America. Anni Sessanta. Piena Guerra Fredda.

Regia, soggetto e sceneggiatura di Guillermo del Toro.

Elisa (Sally Hawkins) e Zelda (Octavia Spencer) lavorano come donne delle pulizie in una struttura governativa di massima sicurezza.

Un giorno, in uno dei laboratori arriva qualcosa di insolito. Non si sa cosa sia ma dopo un po’ le due donne vengono chiamate per ripulire il sangue dal locale.

Elisa è muta. Zelda chiacchiera per tutte e due.

Elisa vive in un appartamentino sopra un cinema dove non va nessuno.

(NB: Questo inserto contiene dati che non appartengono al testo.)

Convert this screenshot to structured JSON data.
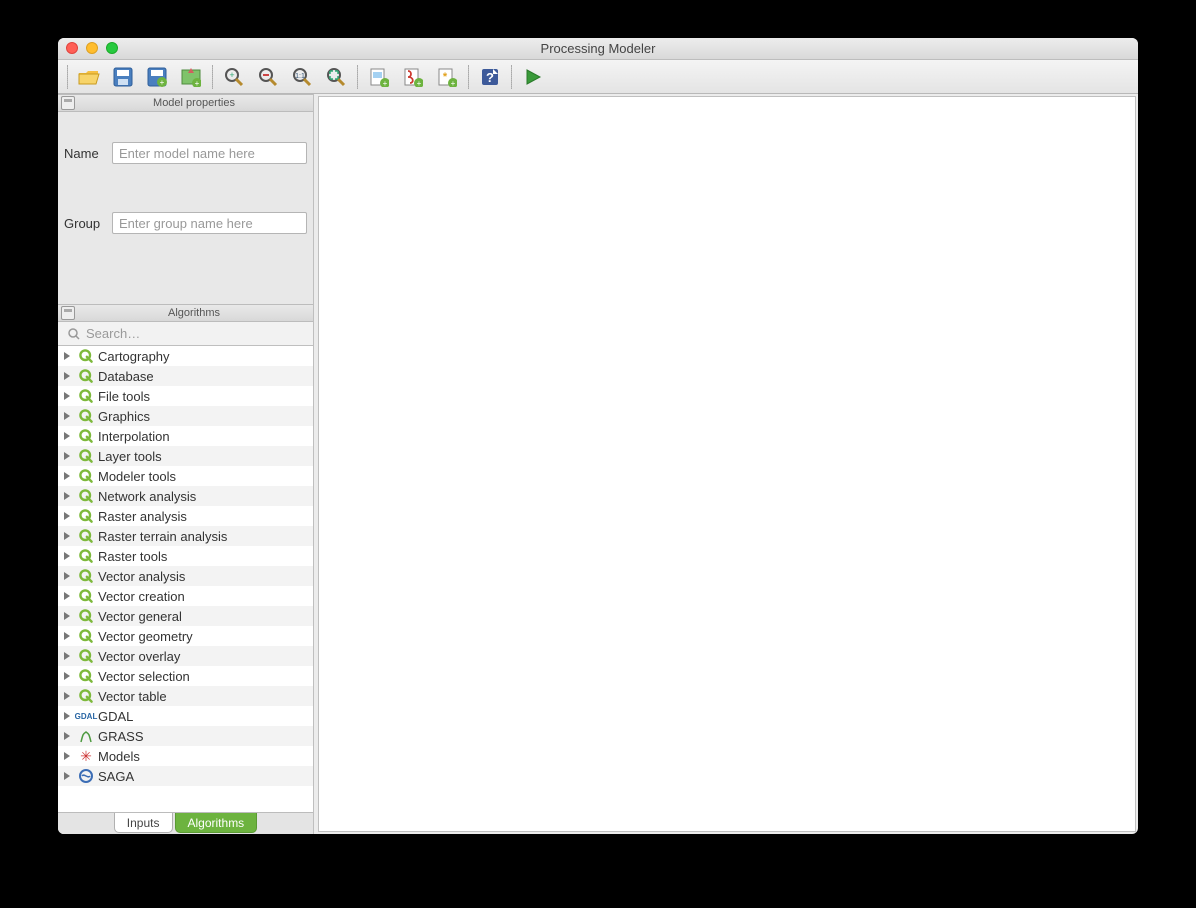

Ha la sua routine, le sue abitudini, le sue uova sode e la sua amicizia con il vecchio vicino di casa, Giles (Richard Jenkins), un artista squattrinato, solo e dalla calvizie incipiente.

Nella grande vasca del laboratorio c’è una strana creatura, contesa da russi e americani, in balia dello spietato Richard Strickland (Michael Shannon), responsabile dell’esperimento e alle dirette dipendenze dei militari.

Elisa si introduce di nascosto nel laboratorio e, gradualmente, riesce a stabilire un contatto con questo essere strano, impaurito e bellissimo.

Leone d’Oro a Venezia 2017, La forma dell’acqua è una fiaba delicata e sorprendente, insolita nel suo imporre il canone classico del fiabesco in un panorama di film in cui ormai sembrerebbe essere passato di moda.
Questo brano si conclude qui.